Can I use MarcEdit to dedupe records in a delivered file?
Symptom
- Occasionally vendors (WCP aka WorldCat Cataloging Partners vendors) may send an invoice more than once, resulting in duplicate (or even more) copies of records within a file delivered for download by the user. OCLC’s system does not dedupe the files received from vendors, OCLC’s system is working as designed. The provider is sending the duplicates. The user will need to de-dupe the files before uploading them into their ILS.
Applies to
- WorldCat Collection Manager
Resolution
Many OCLC member libraries use MarcEdit* which is a free utility that they can download to use for de-duping and many other purposes.
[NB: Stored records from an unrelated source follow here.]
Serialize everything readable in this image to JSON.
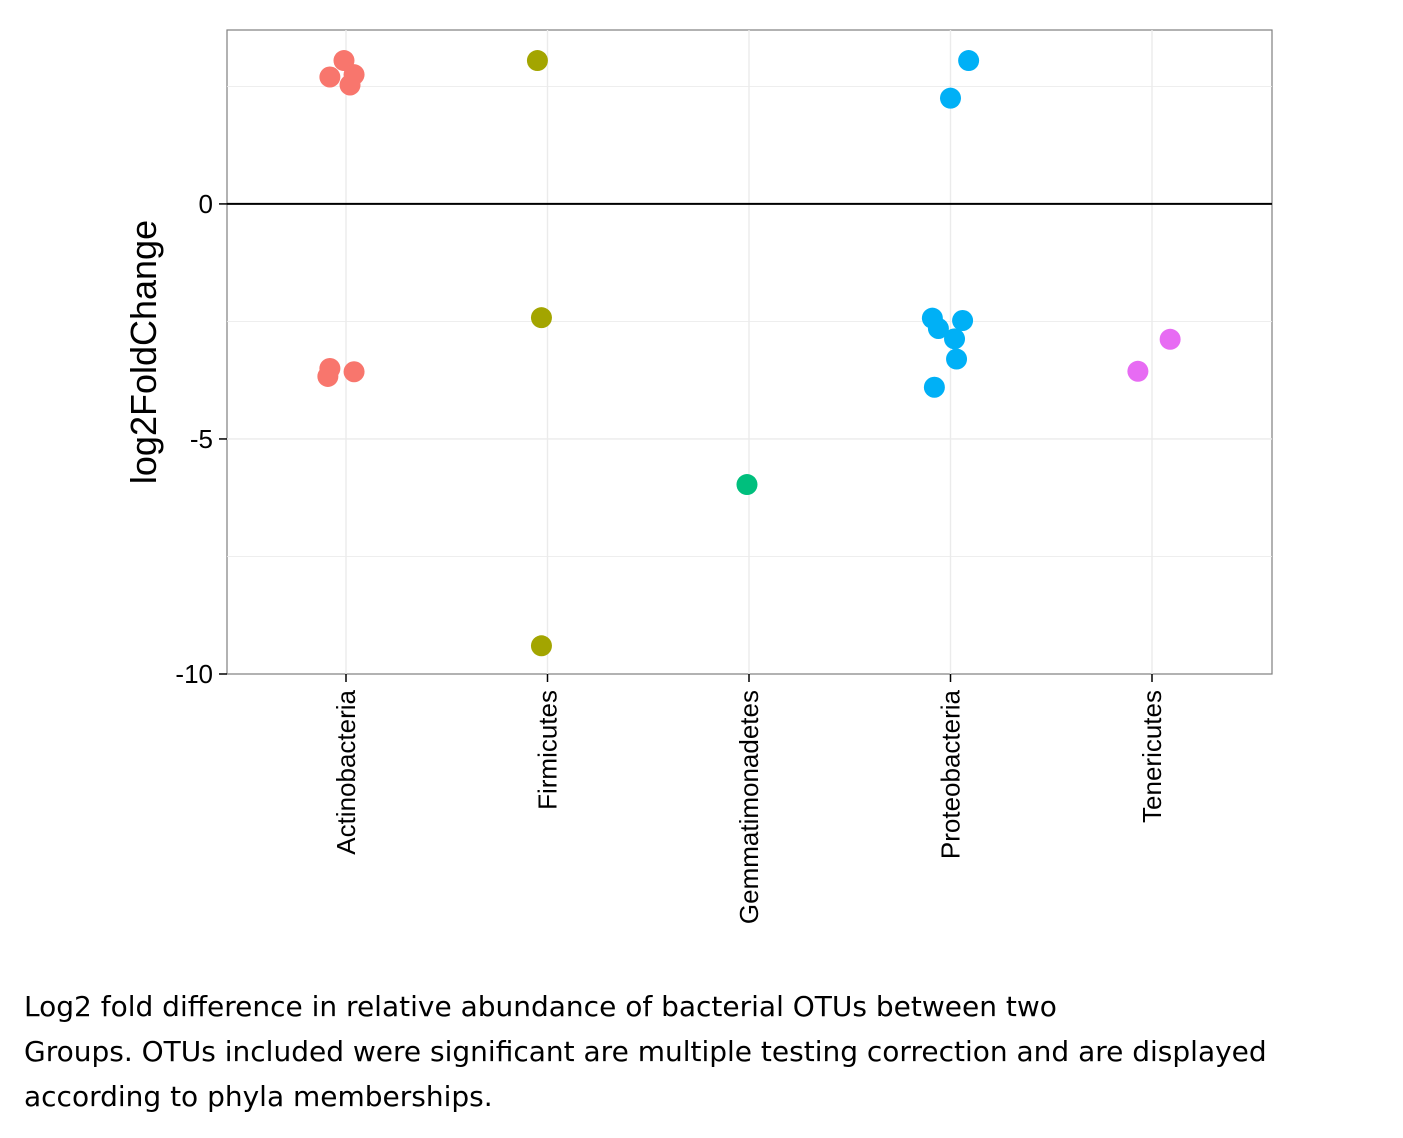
{
  "chart_data": {
    "type": "scatter",
    "title": "",
    "xlabel": "",
    "ylabel": "log2FoldChange",
    "categories": [
      "Actinobacteria",
      "Firmicutes",
      "Gemmatimonadetes",
      "Proteobacteria",
      "Tenericutes"
    ],
    "ylim": [
      -10,
      3.7
    ],
    "yticks": [
      0,
      -5,
      -10
    ],
    "yticklabels": [
      "0",
      "-5",
      "-10"
    ],
    "reference_line": 0,
    "grid": true,
    "colors": {
      "Actinobacteria": "#F8766D",
      "Firmicutes": "#A3A500",
      "Gemmatimonadetes": "#00BF7D",
      "Proteobacteria": "#00B0F6",
      "Tenericutes": "#E76BF3"
    },
    "points": [
      {
        "category": "Actinobacteria",
        "jitter": -0.01,
        "y": 3.05
      },
      {
        "category": "Actinobacteria",
        "jitter": 0.04,
        "y": 2.75
      },
      {
        "category": "Actinobacteria",
        "jitter": -0.08,
        "y": 2.7
      },
      {
        "category": "Actinobacteria",
        "jitter": 0.02,
        "y": 2.53
      },
      {
        "category": "Actinobacteria",
        "jitter": -0.08,
        "y": -3.5
      },
      {
        "category": "Actinobacteria",
        "jitter": 0.04,
        "y": -3.57
      },
      {
        "category": "Actinobacteria",
        "jitter": -0.09,
        "y": -3.67
      },
      {
        "category": "Firmicutes",
        "jitter": -0.05,
        "y": 3.05
      },
      {
        "category": "Firmicutes",
        "jitter": -0.03,
        "y": -2.42
      },
      {
        "category": "Firmicutes",
        "jitter": -0.03,
        "y": -9.4
      },
      {
        "category": "Gemmatimonadetes",
        "jitter": -0.01,
        "y": -5.97
      },
      {
        "category": "Proteobacteria",
        "jitter": 0.09,
        "y": 3.05
      },
      {
        "category": "Proteobacteria",
        "jitter": 0.0,
        "y": 2.25
      },
      {
        "category": "Proteobacteria",
        "jitter": -0.09,
        "y": -2.43
      },
      {
        "category": "Proteobacteria",
        "jitter": 0.06,
        "y": -2.48
      },
      {
        "category": "Proteobacteria",
        "jitter": -0.06,
        "y": -2.65
      },
      {
        "category": "Proteobacteria",
        "jitter": 0.02,
        "y": -2.87
      },
      {
        "category": "Proteobacteria",
        "jitter": 0.03,
        "y": -3.3
      },
      {
        "category": "Proteobacteria",
        "jitter": -0.08,
        "y": -3.9
      },
      {
        "category": "Tenericutes",
        "jitter": 0.09,
        "y": -2.88
      },
      {
        "category": "Tenericutes",
        "jitter": -0.07,
        "y": -3.56
      }
    ]
  },
  "caption": {
    "line1": "Log2 fold difference in relative abundance of bacterial OTUs between two",
    "line2": "Groups.  OTUs included were significant are multiple testing correction and are displayed",
    "line3": "according to phyla memberships."
  }
}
OCLC staff do not support MarcEdit but the steps below may help a user through this process.
Deduping MARC files
Windows machines:
MarcEdit Record DeDuplication with a MARC File for Windows
- Open MarcEdit.
- Open the Tools drop-down menu in the Toolbar at the top of the Window.
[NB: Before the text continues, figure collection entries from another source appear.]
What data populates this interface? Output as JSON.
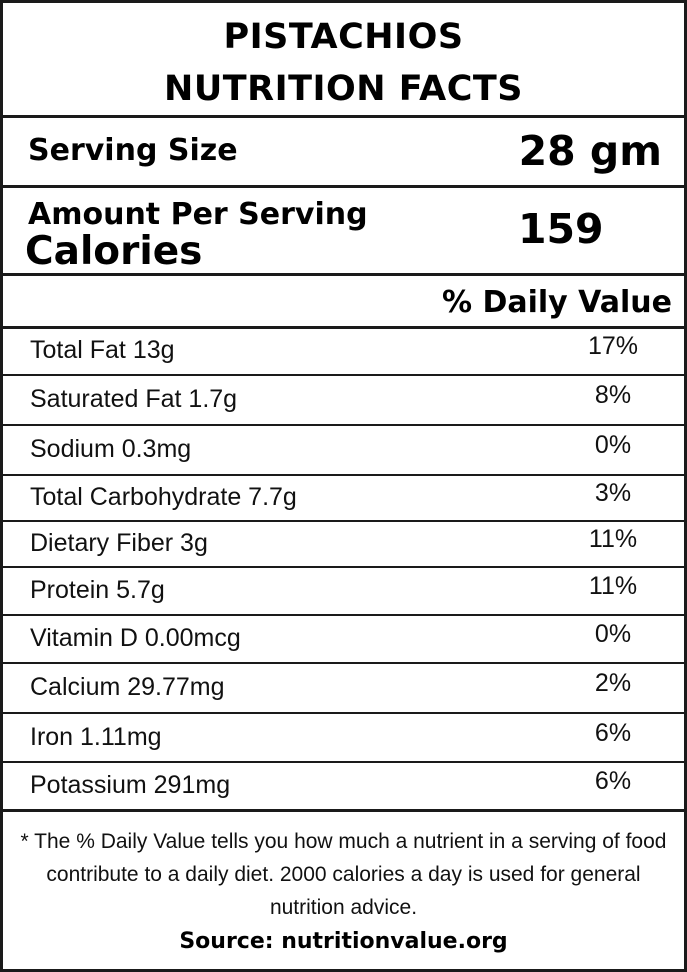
{
  "header": {
    "title_line1": "PISTACHIOS",
    "title_line2": "NUTRITION FACTS"
  },
  "serving": {
    "label": "Serving Size",
    "value": "28 gm"
  },
  "calories": {
    "amount_label": "Amount Per Serving",
    "label": "Calories",
    "value": "159"
  },
  "daily_value_header": "% Daily Value",
  "nutrients": [
    {
      "name": "Total Fat 13g",
      "dv": "17%"
    },
    {
      "name": "Saturated Fat 1.7g",
      "dv": "8%"
    },
    {
      "name": "Sodium 0.3mg",
      "dv": "0%"
    },
    {
      "name": "Total Carbohydrate 7.7g",
      "dv": "3%"
    },
    {
      "name": "Dietary Fiber 3g",
      "dv": "11%"
    },
    {
      "name": "Protein 5.7g",
      "dv": "11%"
    },
    {
      "name": "Vitamin D 0.00mcg",
      "dv": "0%"
    },
    {
      "name": "Calcium 29.77mg",
      "dv": "2%"
    },
    {
      "name": "Iron 1.11mg",
      "dv": "6%"
    },
    {
      "name": "Potassium 291mg",
      "dv": "6%"
    }
  ],
  "footnote": "* The % Daily Value tells you how much a nutrient in a serving of food contribute to a daily diet. 2000 calories a day is used for general nutrition advice.",
  "source": "Source: nutritionvalue.org"
}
- Select MARC Processing Tools
- Select Find Duplicate Records.
- Specify the file you need to deduplicate.
- Specify the path to the file where you want to save the duplicates.
- Click on the Save Button.
- Click on the Next Button.
- Select the OCLC Number for the Control Field.
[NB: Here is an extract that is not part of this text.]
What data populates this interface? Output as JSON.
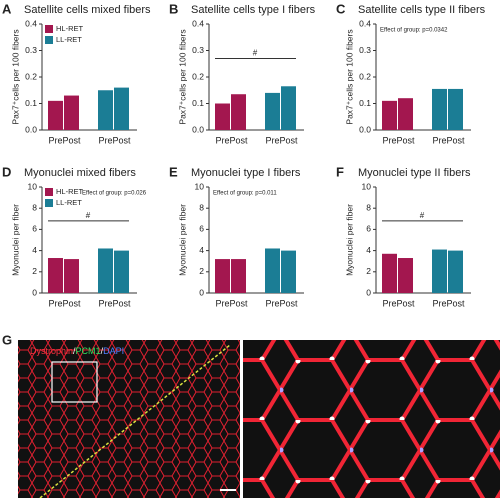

- Leave Dedup Keeping set to the default of "First Record".
- Click on the Process button.
And the save file contains the deduplicated records.
MACs:
This workflow will help libraries de-dupe their WorldCat Cataloging Partners record files USING MACs.
- Use MarcEdit to export OCLC numbers (MARC field 001) into a tab-delimited text file that can be opened in Excel. You can optionally include title field (245 $a) so the title is in the list.
- Use MARCsplit to separate the records into individual files
- Have records split into their own folder on the local computer
- Set “Records per file to 1”
- Leave “Number of files box unchecked”
- Review the list of OCNs, duplicates should be grouped. Use conditional formatting in Excel to highlight duplicate values if they are not grouped.
- Move one of the copies of each record into a new folder
- Use MARCjoin to merge the single copies into one file for easy loading, or load the records one at a time.
Download MarcEdit
*MarcEdit is not owned by OCLC, it is a free utility used by many libraries.